The latest in a long line of these tech innovations is generative AI, and it has recently ruffled feathers in the marketing community as this new branch of artificial intelligence can generate wholly original content.
Generative AI is a subfield of artificial intelligence focusing on creating original content from scratch, including text, images and music. It is designed to use patterns and styles from existing data to generate brand-new concepts without external input aside from an initial prompt.
There are two types of generative AI; 'supervised', which is trained to generate content that matches specific goals or criteria, and 'unsupervised', which can create content without specific labels or objectives.
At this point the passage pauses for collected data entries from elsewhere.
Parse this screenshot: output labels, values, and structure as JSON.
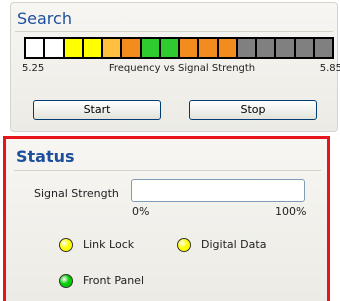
{
  "search": {
    "title": "Search",
    "segments": [
      {
        "color": "#ffffff"
      },
      {
        "color": "#ffffff"
      },
      {
        "color": "#ffff00"
      },
      {
        "color": "#ffff00"
      },
      {
        "color": "#ffbf3f"
      },
      {
        "color": "#f28c1e"
      },
      {
        "color": "#2ecc2e"
      },
      {
        "color": "#2ecc2e"
      },
      {
        "color": "#f28c1e"
      },
      {
        "color": "#f28c1e"
      },
      {
        "color": "#f28c1e"
      },
      {
        "color": "#808080"
      },
      {
        "color": "#808080"
      },
      {
        "color": "#808080"
      },
      {
        "color": "#808080"
      },
      {
        "color": "#808080"
      }
    ],
    "freq_min": "5.25",
    "freq_title": "Frequency vs Signal Strength",
    "freq_max": "5.85",
    "start_label": "Start",
    "stop_label": "Stop"
  },
  "status": {
    "title": "Status",
    "signal_label": "Signal Strength",
    "signal_value": 0,
    "signal_min_label": "0%",
    "signal_max_label": "100%",
    "indicators": {
      "link_lock": {
        "label": "Link Lock",
        "color": "#ffff00"
      },
      "digital_data": {
        "label": "Digital Data",
        "color": "#ffff00"
      },
      "front_panel": {
        "label": "Front Panel",
        "color": "#00cc00"
      }
    },
    "accent_color": "#e8141c"
  }
}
So, it's pretty clever stuff.
Several generative AI tools are available to marketers, including Jasper, Writesonic and the most well-known, ChatGPT by OpenAI. These content-generators can create content and answer questions in natural-sounding, conversational language, which would be tricky to distinguish from a natural human response or piece of copywriting.
OpenAI explains that their ChatGPT bot can even interact in a conversational way, with the ability to answer follow-up questions, admit mistakes, challenge incorrect premises and reject inappropriate requests.
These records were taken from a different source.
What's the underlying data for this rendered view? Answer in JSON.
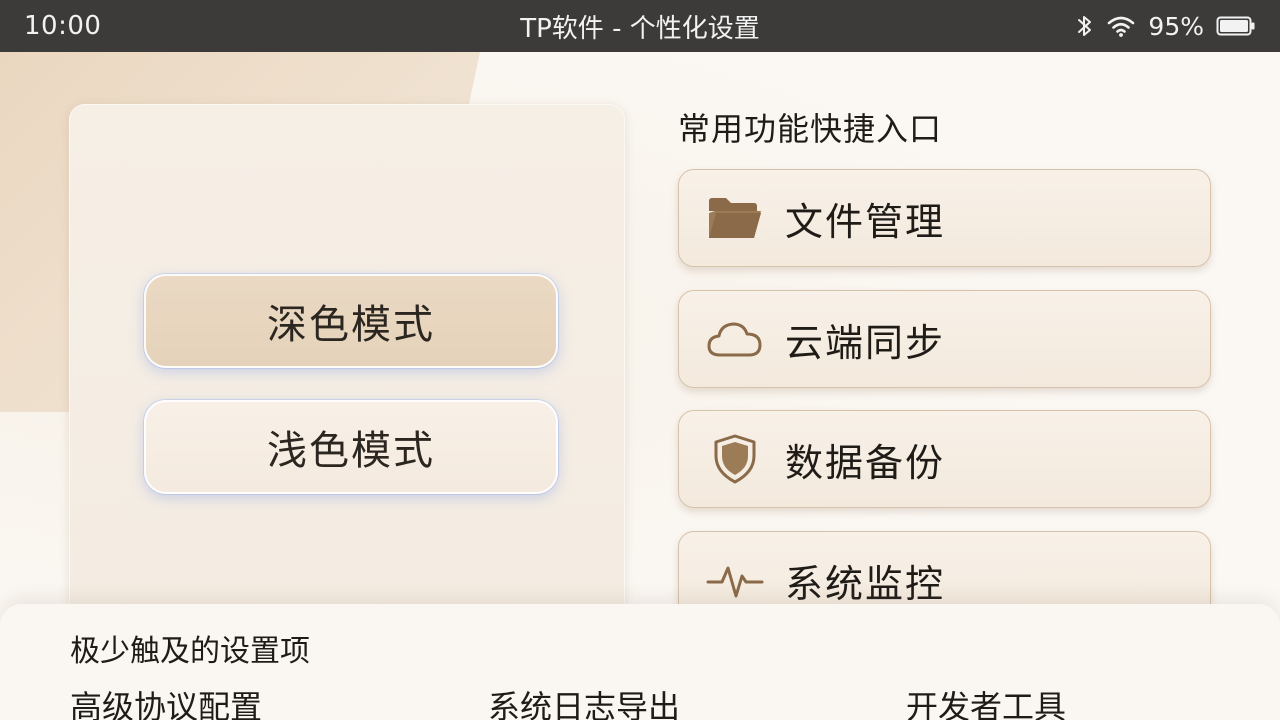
{
  "status_bar": {
    "time": "10:00",
    "title": "TP软件 - 个性化设置",
    "battery": "95%"
  },
  "theme": {
    "dark_mode_label": "深色模式",
    "light_mode_label": "浅色模式"
  },
  "quick_access": {
    "heading": "常用功能快捷入口",
    "items": [
      {
        "label": "文件管理",
        "icon": "folder-icon"
      },
      {
        "label": "云端同步",
        "icon": "cloud-icon"
      },
      {
        "label": "数据备份",
        "icon": "shield-icon"
      },
      {
        "label": "系统监控",
        "icon": "pulse-icon"
      }
    ]
  },
  "rare_settings": {
    "heading": "极少触及的设置项",
    "items": [
      {
        "label": "高级协议配置"
      },
      {
        "label": "系统日志导出"
      },
      {
        "label": "开发者工具"
      }
    ]
  },
  "colors": {
    "status_bar": "#3d3b39",
    "accent_brown": "#8a6a48",
    "card_border": "#d6c3ab"
  }
}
When analysing the abilities of generative tools, it is easy to see why marketers might be worried, as much marketing activity involves creating original copy, such as writing; adverts, website content, marketing emails, social media posts and even articles like this one!
Not only does generative AI have the capability to create this content and make it tailored to a target audience, but it can do it at a speed and scale which is just not achievable by humans, meaning it could have tremendous time and cost-saving benefits compared to employing a team of highly skilled communication specialists.
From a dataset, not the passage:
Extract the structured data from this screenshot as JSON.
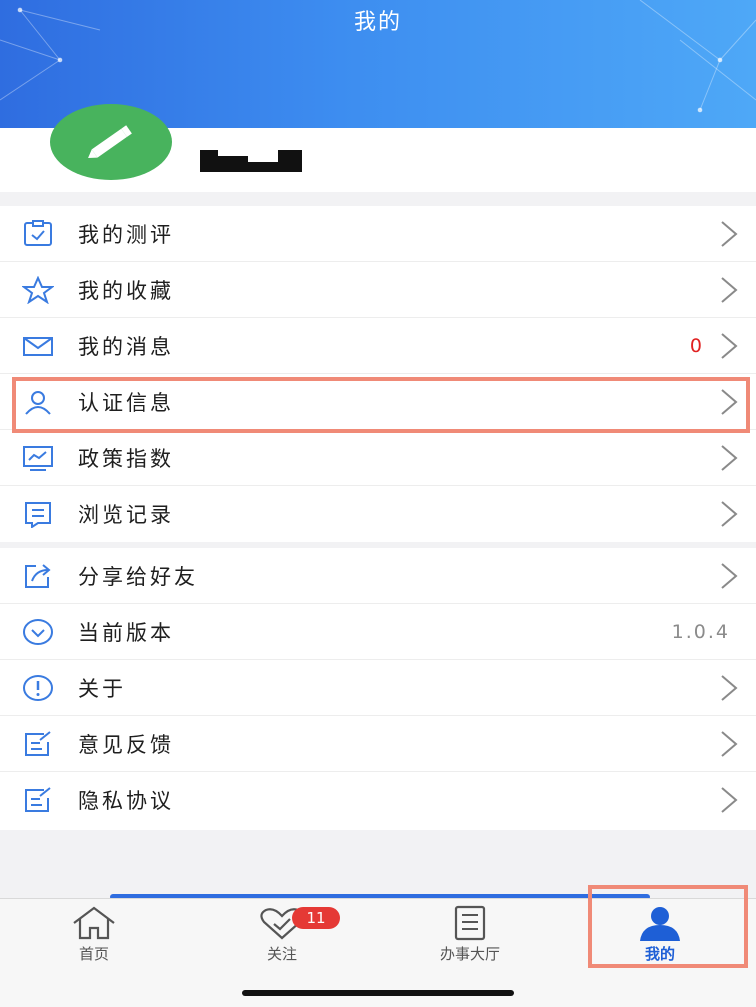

However, in reality, existing generative AI still needs to develop and is therefore extremely unlikely to replace real creative professionals any time soon. Although tools like ChatGPT can create tailored content, which can be extremely useful, technically speaking, these bots are not capable of genuine creativity as they can only produce new ideas based on what they understand from existing information they have received. This means that the output can be very generic and unable to give a competitive edge or brand voice to communications.
Moreover, generative AI has a small risk of damaging a brand if it is not monitored and moderated. There is always the possibility that the algorithms could make decisions using inaccurate or incomplete information, which could create low-quality content or, in the worst cases, offensive or biased material. The technology is also currently unable to effectively make ethical or strategic decisions to align with company values and goals.
So generative AI has pros and cons for marketers. It can work at speed and scale, but it is only as good as the prompt given and the information it knows. It can be used for the more mundane and formulaic tasks, such as generating copy containing lots of keywords for SEO or writing product descriptions, and this could affect the level of demand for more junior marketing roles, but it would seem that currently, the majority of industry professionals are not replaceable.
As with all technological advances, AI will likely play a broader role in marketing as time passes. Last week, OpenAI launched an updated version of the tool, ChatGPT Plus – a subscription option for faster service. Microsoft simultaneously launched ChatGPT 3.5-powered Teams Premium, which offers enhanced features for improved user experience. According to recent sources, ChatGPT 4.0 may be just around the corner and is set to be 'exponentially more powerful', available as a mobile app and directly linked to search engines.
So rather than thinking in terms of being edged out of the door, marketers should consider how they can harness the power of generative AI and incorporate it into their role. For instance, although the output often needs moderating, the bots can be an excellent source of ideas for brainstorming or creating a first draft of content for editing by a real person, which can save time and offer innovation.
In addition, sector specialists who can write accurate and detailed briefs that can be used as prompts to create more precise output are also likely to be in demand. Those who embrace generative AI and learn how to utilise it best may find they have a competitive edge when landing a job and differentiating their brand and themselves from the pack.